Solar power saw significant advances this year, as conventional-solar-panel makers cuts costs and improved efficiency and laboratories rolled out advanced prototypes. China was a big part of the story, as its manufacturers refined their designs (Solar’s Great Leap Forward).

In the United States, government loan guarantees helped increase investment in solar technology, including by thin-film-solar makers such as Abound Solar (Solar Cell Maker Gets a $400-Million Boost). It is not clear, however, what will happen to federally supported industries when the money from the 2009 stimulus bill runs out (Cash for Infrastructure). Funding from the new Advanced Research Projects Agency for Energy (ARPA-E) is being used to find cheaper ways to manufacture conventional silicon solar panels (Making More Solar Cells from Silicon).

Meanwhile, laboratories made prototypes of potentially ultra-efficient new kinds of solar panels. Nanostructures help solar panels absorb light, increasing their power output by 30 percent or more (TR10: Light-Trapping Photovoltaics and Solar Cells Use Nanoparticles to Capture More Sunlight). Researchers are finding ways around the inherent physical limitations of semiconductors, demonstrating in a prototype solar cell an effect that allows photons to generate multiple electrons. This approach could increase solar power output by 50 percent (Upping the Limit on Solar Cell Efficiency). A novel approach that uses both heat and light from the sun to make electricity could potentially double the output of solar panels (A New Way to Use the Sun’s Energy).

These prototypes are many years from commercialization, but by increasing the power output of solar panels without greatly increasing the cost to make them, they could reduce not only the cost per watt for solar panels but also the number of solar panels needed and therefore shipping and installation costs—something that will be key for solar to go head to head with conventional power.

To be sure, it will be years before many of these advances work their way into the marketplace. The lack of a comprehensive energy policy in the United States, where many of the innovations are taking place, doesn’t help (Piecemeal Energy Policy Will Still Cut Greenhouse Emissions). And the inability of Congress to pass a budget this year could stifle research and development—the funding of ARPA-E, for example, hangs in the balance (Dim Prospects for Energy R&D).

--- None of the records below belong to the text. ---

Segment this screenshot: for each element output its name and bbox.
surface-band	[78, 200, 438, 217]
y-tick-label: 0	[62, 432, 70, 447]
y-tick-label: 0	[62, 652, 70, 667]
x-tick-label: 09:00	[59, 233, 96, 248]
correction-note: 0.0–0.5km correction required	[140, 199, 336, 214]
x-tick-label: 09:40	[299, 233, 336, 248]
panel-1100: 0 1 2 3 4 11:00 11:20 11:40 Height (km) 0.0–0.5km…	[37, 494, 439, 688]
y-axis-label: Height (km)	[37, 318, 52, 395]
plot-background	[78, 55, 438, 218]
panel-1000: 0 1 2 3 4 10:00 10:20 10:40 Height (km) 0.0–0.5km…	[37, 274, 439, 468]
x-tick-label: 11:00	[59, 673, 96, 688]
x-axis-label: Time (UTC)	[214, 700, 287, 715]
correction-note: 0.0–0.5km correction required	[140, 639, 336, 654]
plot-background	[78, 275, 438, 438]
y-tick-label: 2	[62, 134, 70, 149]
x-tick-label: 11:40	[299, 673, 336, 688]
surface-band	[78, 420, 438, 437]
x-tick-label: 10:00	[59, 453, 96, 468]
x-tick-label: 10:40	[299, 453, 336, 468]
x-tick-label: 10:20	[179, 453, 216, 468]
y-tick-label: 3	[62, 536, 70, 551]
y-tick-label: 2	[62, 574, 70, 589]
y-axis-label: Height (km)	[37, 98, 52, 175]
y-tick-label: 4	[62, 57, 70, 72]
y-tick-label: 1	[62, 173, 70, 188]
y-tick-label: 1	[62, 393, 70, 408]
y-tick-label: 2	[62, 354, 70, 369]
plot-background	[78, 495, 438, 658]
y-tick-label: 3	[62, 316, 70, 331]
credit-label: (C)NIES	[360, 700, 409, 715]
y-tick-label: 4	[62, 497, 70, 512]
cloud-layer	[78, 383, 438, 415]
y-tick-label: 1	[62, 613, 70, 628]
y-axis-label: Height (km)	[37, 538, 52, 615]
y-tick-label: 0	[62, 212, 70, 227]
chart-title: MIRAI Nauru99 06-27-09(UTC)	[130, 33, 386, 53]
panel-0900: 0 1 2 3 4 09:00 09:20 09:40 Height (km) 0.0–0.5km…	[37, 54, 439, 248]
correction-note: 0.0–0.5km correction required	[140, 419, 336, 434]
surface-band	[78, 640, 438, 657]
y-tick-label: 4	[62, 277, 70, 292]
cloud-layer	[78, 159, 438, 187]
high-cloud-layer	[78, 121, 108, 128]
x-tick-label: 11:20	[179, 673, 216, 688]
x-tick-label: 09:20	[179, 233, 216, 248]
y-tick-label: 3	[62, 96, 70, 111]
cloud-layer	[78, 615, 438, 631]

But if the willingness to compromise that allowed Democrats and Republicans to pass a tax-cut bill at the end of the year continues, there may be surprising progress. Meanwhile, China continues to push forward with plans to lead the world in electric vehicles, providing government incentives to develop the cars and install charging stations. Next year, that ambition will be evident outside China, as Chinese automaker BYD plans to start selling its first electric car in the United States.